In the NET you can find various examples about how implement a simple “audit” using NHibernate. Most of those implementations come from some very old JAVA examples based on IPreInsertEventListener and IPreUpdateEventListener. Are those examples completely wrong ? No, they aren’t wrong!! They are just some simple examples that may work or may not work in your case. Scott (Findlater) have pointed me to the fact that even in the “NHibernate 3.0 cookbook” there is an example using IPreInsertEventListener and IPreUpdateEventListener and that is true… as true is that there is another example without using NH’s events at all (page 244) and there is the full list of NH’s events (page 238).

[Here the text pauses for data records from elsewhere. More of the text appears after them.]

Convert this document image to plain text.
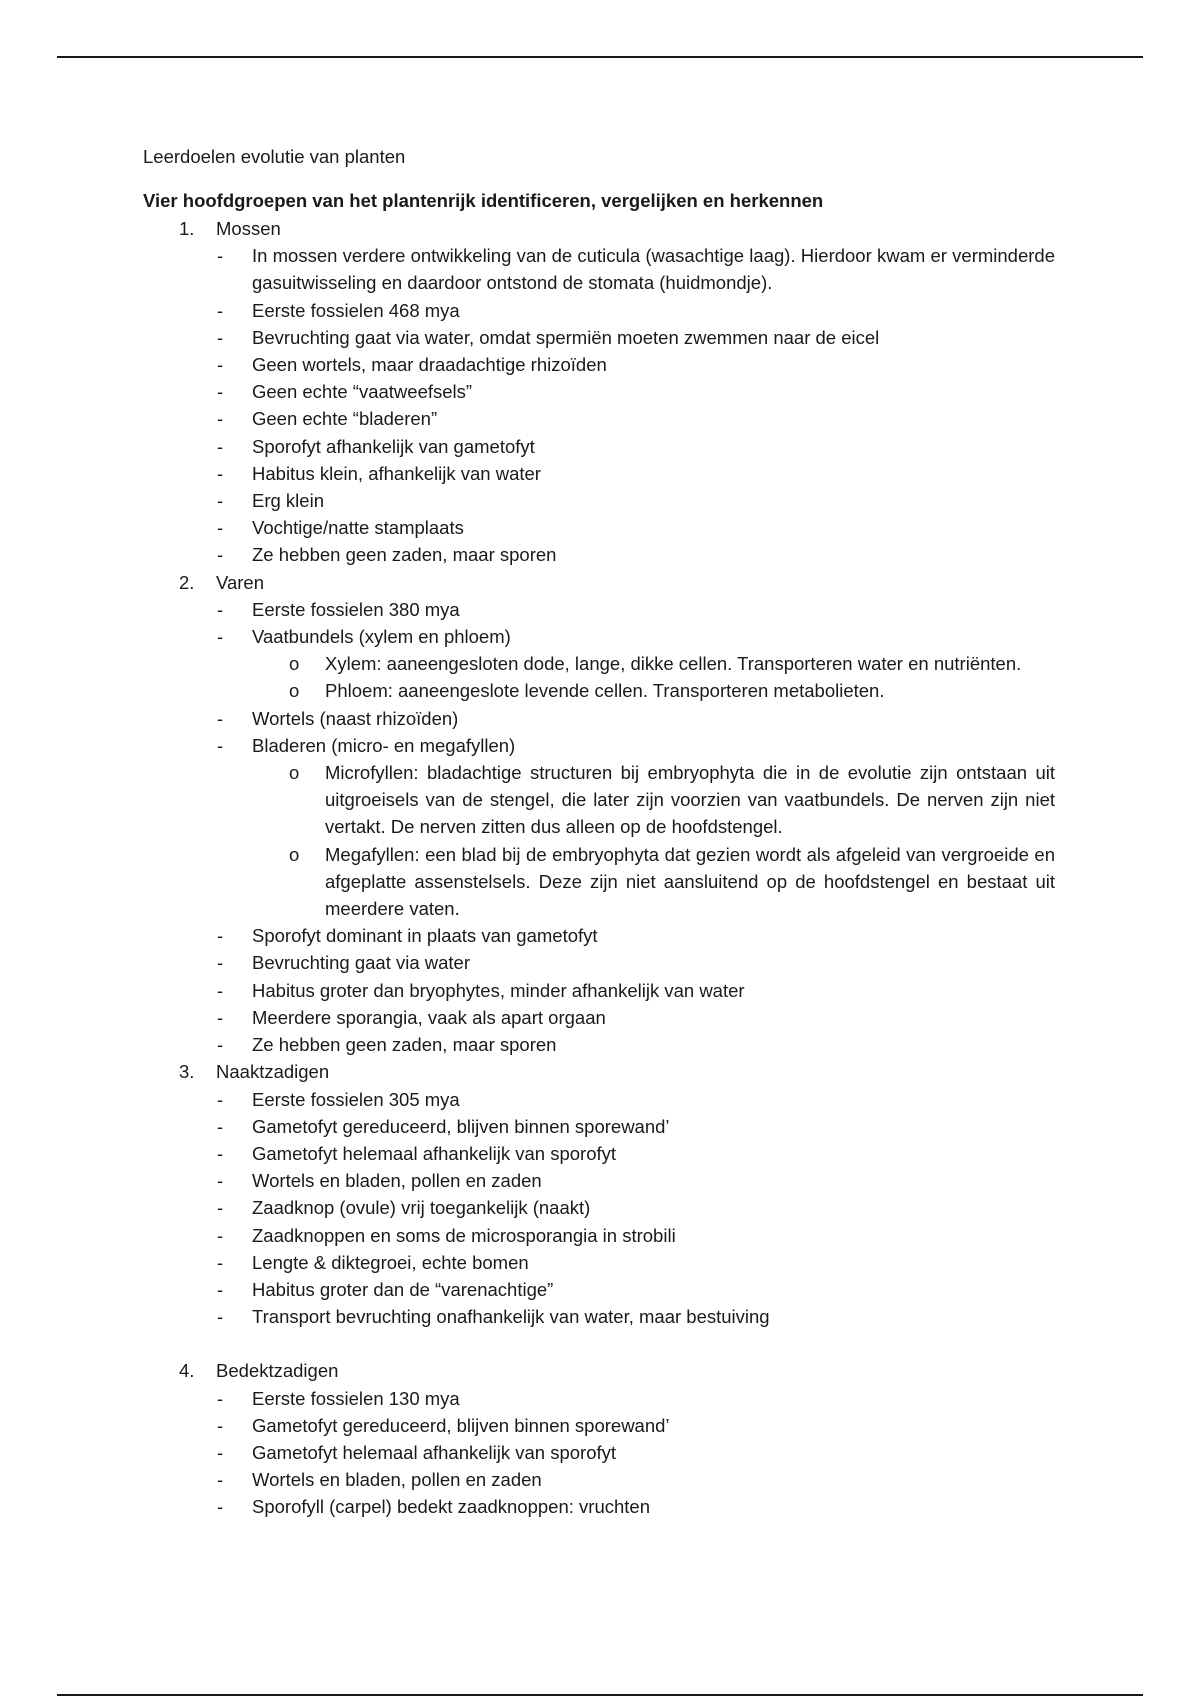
Leerdoelen evolutie van planten

Vier hoofdgroepen van het plantenrijk identificeren, vergelijken en herkennen

1.	Mossen
- In mossen verdere ontwikkeling van de cuticula (wasachtige laag). Hierdoor kwam er verminderde gasuitwisseling en daardoor ontstond de stomata (huidmondje).
- Eerste fossielen 468 mya
- Bevruchting gaat via water, omdat spermiën moeten zwemmen naar de eicel
- Geen wortels, maar draadachtige rhizoïden
- Geen echte “vaatweefsels”
- Geen echte “bladeren”
- Sporofyt afhankelijk van gametofyt
- Habitus klein, afhankelijk van water
- Erg klein
- Vochtige/natte stamplaats
- Ze hebben geen zaden, maar sporen
2.	Varen
- Eerste fossielen 380 mya
- Vaatbundels (xylem en phloem)
o Xylem: aaneengesloten dode, lange, dikke cellen. Transporteren water en nutriënten.
o Phloem: aaneengeslote levende cellen. Transporteren metabolieten.
- Wortels (naast rhizoïden)
- Bladeren (micro- en megafyllen)
o Microfyllen: bladachtige structuren bij embryophyta die in de evolutie zijn ontstaan uit uitgroeisels van de stengel, die later zijn voorzien van vaatbundels. De nerven zijn niet vertakt. De nerven zitten dus alleen op de hoofdstengel.
o Megafyllen: een blad bij de embryophyta dat gezien wordt als afgeleid van vergroeide en afgeplatte assenstelsels. Deze zijn niet aansluitend op de hoofdstengel en bestaat uit meerdere vaten.
- Sporofyt dominant in plaats van gametofyt
- Bevruchting gaat via water
- Habitus groter dan bryophytes, minder afhankelijk van water
- Meerdere sporangia, vaak als apart orgaan
- Ze hebben geen zaden, maar sporen
3.	Naaktzadigen
- Eerste fossielen 305 mya
- Gametofyt gereduceerd, blijven binnen sporewand’
- Gametofyt helemaal afhankelijk van sporofyt
- Wortels en bladen, pollen en zaden
- Zaadknop (ovule) vrij toegankelijk (naakt)
- Zaadknoppen en soms de microsporangia in strobili
- Lengte & diktegroei, echte bomen
- Habitus groter dan de “varenachtige”
- Transport bevruchting onafhankelijk van water, maar bestuiving
4.	Bedektzadigen
- Eerste fossielen 130 mya
- Gametofyt gereduceerd, blijven binnen sporewand’
- Gametofyt helemaal afhankelijk van sporofyt
- Wortels en bladen, pollen en zaden
- Sporofyll (carpel) bedekt zaadknoppen: vruchten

IPreInsertEventListener and IPreUpdateEventListener
If you look inside NHibernate, you can see that NHibernate does not have a default implementation of those two events and this mean that, for NHibernate, those two events are there just for your usage (in NH nothing is less important than an interface without implementation). You can do various things with those events as just log changes (NHibernate 3.0 cookbook page 235) or vetoing the action (as we are doing in NHibernate.Validator). Can you change the internal state maintained by NHibernate ? yes because what you can do “is limited only by your imagination”; does it mean that NHibernate will follow your imagination even when you have no idea what mean its internal state and how work with it ? No, it just mean that your imagination about how work NHibernate may fail.
Your anxiety will not change the passing of events
What you should do if NHibernate does not follow your imagination ?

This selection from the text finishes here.